К Юпитеру закричали.

Но пока у них шел крик,

Подошел Никифор,

Бла-го-роднейший старик…

Там дальше у него не было окончено. Ясно было только, что старик Никифор выплескивает «всю эту комедию», то есть таракана и мух вместе, в лохань. Такая печальная эсхатология венчает в узел завязанную драму тараканьего бытия. Смешно, не правда ли? Но и немножко страшно.

Почему страшно? Насекомые маленькие, вместе они, правда, неистребимы, но зато поодиночке беззащитны. Совсем как люди. Но если посмотреть на них в увеличительное стекло, то действительно станет страшно.

«Я видел однажды, как подрались муха и клоп. Это было так страшно, что я выбежал на улицу и убежал черт знает куда», — писал Хармс. Обэриуты вообще были близки к капитану Лебядкину. Они чувствовали, что человек мельчает и что личность управляется законами масс. Они чувствовали, что история будет безучастно топтать обезличенные массы людей. И что самим им придется сгинуть в этой беспощадной круговерти, где палачи похожи на немигающих насекомых с «коленками назад».

Один из обэриутов — Олейников — в образе таракана предвосхитил репрессии с пытками и расстрелами. Его жертва прямо перекочевала в литературу XX века из тетрадок капитана Лебядкина. Но это уже не ерничество, а подлинный кошмар.

Написано за три года до расстрела самого автора. Прошу внимания:

Таракан сидит в стакане.

Ножку рыжую сосет.

Он попался.

Он в капкане

И теперь он казни ждет.

Ожидая казни, существо наблюдает за вивисекторами с ножами и топорами. Эти люди будут таракана мучить:

И стоит над ним лохматый Вивисектор удалой,

Безобразный, волосатый,

Со щипцами и пилой.

Подлинная жертва, конечно, не насекомое. Это — лирический герой, который чаще всего есть сам автор, то есть человек. Точно так же человек — герой кафковского «Превращения», проснувшийся однажды в мерзком виде насекомого. Не правда ли, XX век щедро пропитан интуициями родства человека и насекомого и общей трагичности их судьбы, которая, в случае человека, есть еще и фарс. Кровавый, но фарс.

Таракан к стеклу прижался

И глядит, едва дыша

Он бы смерти не боялся,

Если б знал, что есть душа.

Но наука доказала,

Что душа не существует,

Что печенка, кости, сало —

Вот что душу образует.

Есть всего лишь сочлененья,

А потом соединенья.

Против выводов науки

Невозможно устоять.

Таракан, сжимая руки,

Приготовился страдать.

О, прочтите, прошу вас, прочтите до конца эту короткую стихотворную, полупридурковатую, грубо срифмованную повесть о насекомом, в котором сердце чует что-то более родное и близкое, нежели просто домашнего паразита. Прочтите о том, как:

Его косточки сухие

Будет дождик поливать,

Его глазки голубые

Будет курица клевать.

В некотором смысле это — единственный род поэзии, которой достоин человек, убежденный в том, что кроме «печенки, костей и сала» ничего больше в человеке нет. Удивляться ли, что судьба такого человека (человечества) строится по модели: «По вере твоей да будет тебе»?
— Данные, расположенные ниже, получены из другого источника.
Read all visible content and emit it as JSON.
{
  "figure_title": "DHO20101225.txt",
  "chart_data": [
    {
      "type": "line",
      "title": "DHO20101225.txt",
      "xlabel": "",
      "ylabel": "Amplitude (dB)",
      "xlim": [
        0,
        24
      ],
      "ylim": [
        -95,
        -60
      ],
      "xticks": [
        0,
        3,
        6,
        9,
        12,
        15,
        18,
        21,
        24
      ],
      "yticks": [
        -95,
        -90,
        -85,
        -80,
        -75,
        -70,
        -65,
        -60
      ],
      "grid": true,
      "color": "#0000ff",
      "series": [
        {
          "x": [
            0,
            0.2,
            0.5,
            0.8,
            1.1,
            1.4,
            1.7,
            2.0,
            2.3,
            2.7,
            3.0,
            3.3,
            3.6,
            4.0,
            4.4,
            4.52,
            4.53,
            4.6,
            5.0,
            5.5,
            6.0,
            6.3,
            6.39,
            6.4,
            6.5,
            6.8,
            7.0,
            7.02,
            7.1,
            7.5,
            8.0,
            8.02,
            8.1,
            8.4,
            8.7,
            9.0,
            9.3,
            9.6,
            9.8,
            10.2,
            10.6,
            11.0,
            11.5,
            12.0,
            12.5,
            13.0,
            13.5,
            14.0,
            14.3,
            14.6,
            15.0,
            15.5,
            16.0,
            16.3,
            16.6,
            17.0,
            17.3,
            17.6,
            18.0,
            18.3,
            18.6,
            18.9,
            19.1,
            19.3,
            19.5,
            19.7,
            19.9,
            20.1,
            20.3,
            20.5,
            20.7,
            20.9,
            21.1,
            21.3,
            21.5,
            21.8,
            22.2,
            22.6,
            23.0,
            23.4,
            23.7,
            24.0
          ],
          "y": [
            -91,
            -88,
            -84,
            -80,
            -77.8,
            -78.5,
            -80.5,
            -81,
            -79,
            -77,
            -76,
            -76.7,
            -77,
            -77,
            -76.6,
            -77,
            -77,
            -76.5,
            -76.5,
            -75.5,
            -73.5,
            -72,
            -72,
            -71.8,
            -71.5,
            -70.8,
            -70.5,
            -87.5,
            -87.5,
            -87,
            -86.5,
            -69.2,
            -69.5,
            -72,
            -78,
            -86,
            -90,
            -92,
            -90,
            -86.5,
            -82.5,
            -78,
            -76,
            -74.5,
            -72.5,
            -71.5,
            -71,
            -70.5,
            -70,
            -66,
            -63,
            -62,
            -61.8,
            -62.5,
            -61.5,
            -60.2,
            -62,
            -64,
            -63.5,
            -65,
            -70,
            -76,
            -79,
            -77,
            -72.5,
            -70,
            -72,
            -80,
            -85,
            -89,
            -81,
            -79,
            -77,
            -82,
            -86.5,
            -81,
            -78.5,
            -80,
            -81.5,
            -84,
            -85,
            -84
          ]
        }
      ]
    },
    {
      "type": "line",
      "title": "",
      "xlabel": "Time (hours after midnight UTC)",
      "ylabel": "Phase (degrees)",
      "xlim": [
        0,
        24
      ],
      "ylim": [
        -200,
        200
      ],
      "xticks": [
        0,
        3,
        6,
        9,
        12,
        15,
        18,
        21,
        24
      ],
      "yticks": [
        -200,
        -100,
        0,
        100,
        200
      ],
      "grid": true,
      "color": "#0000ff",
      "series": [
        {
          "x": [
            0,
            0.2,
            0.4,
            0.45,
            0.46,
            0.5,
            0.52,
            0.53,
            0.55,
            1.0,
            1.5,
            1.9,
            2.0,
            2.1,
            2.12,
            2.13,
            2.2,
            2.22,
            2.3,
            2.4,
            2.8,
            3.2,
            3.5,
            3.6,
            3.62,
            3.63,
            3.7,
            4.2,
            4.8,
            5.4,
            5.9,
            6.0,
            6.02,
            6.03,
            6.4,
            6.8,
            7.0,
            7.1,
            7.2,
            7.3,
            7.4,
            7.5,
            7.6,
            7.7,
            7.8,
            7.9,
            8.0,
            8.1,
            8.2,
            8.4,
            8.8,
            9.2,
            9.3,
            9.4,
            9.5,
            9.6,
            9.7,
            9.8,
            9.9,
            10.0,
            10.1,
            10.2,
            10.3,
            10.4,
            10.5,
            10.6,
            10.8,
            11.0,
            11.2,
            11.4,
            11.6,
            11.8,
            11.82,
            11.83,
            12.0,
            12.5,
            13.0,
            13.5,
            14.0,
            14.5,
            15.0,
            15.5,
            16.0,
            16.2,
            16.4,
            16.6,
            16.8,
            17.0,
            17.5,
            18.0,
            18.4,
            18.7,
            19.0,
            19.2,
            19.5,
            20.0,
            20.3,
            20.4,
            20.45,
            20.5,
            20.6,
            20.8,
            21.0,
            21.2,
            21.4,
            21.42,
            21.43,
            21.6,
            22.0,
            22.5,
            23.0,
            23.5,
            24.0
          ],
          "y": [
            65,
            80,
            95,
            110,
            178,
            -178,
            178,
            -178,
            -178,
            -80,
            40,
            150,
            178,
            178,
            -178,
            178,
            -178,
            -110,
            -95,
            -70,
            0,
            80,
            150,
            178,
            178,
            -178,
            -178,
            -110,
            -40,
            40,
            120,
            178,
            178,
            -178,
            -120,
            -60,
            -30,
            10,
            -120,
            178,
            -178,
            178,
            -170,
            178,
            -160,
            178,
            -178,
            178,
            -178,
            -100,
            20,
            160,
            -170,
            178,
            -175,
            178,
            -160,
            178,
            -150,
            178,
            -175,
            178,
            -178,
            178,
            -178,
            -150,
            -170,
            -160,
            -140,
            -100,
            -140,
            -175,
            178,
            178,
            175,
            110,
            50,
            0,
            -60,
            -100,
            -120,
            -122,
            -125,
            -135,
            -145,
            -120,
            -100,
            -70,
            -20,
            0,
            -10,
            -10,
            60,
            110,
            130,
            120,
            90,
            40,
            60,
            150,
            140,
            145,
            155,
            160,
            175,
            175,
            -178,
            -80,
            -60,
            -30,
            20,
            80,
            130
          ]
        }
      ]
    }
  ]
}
Теперь от «чисто литературы» перейдем чисто к жизни. В конце 40 — начале 50-х годов прошлого века увидели свет так называемые «Отчеты Кинси». Это был своеобразный прорыв в области изучения человеческой сексуальности. Отчеты носили специфические названия: «Половое поведение самца человека» и «Половое поведение самки человека». Публикации этих работ и их широчайшее распространение могут рассматриваться (да и рассматриваются) в качестве катализатора движения, со временем получившего название «сексуальной революции». Фрейд поведал миру о подавленных желаниях, о наличии в психике неких тайников, где хранятся, запертые ключом культурных табу, непреображенные сексуальные переживания. Кинси поступил иначе и совершил иное. Он взял голую человеческую сексуальность, пристально рассмотрел и описал ее в доступных ему пределах и… расчеловечил человека. Мы и начинали со стишков Лебядкина, то есть с Достоевского, и заканчивать вынуждены будем им. Митя Карамазов восторженно говорит Алеше: «Насекомым сладострастье. Ангел Богу предстоит». Дескать, пусть молятся те, кто к этому предназначен, а я — насекомое. Мой удел — сладострастье. Вот таким болезненно сладострастным насекомым и предстает человек в работах доктора Кинси. Теперь добавим, что научную шлифовку и ученую степень доктор Кинси получил, занимаясь изучением. насекомых.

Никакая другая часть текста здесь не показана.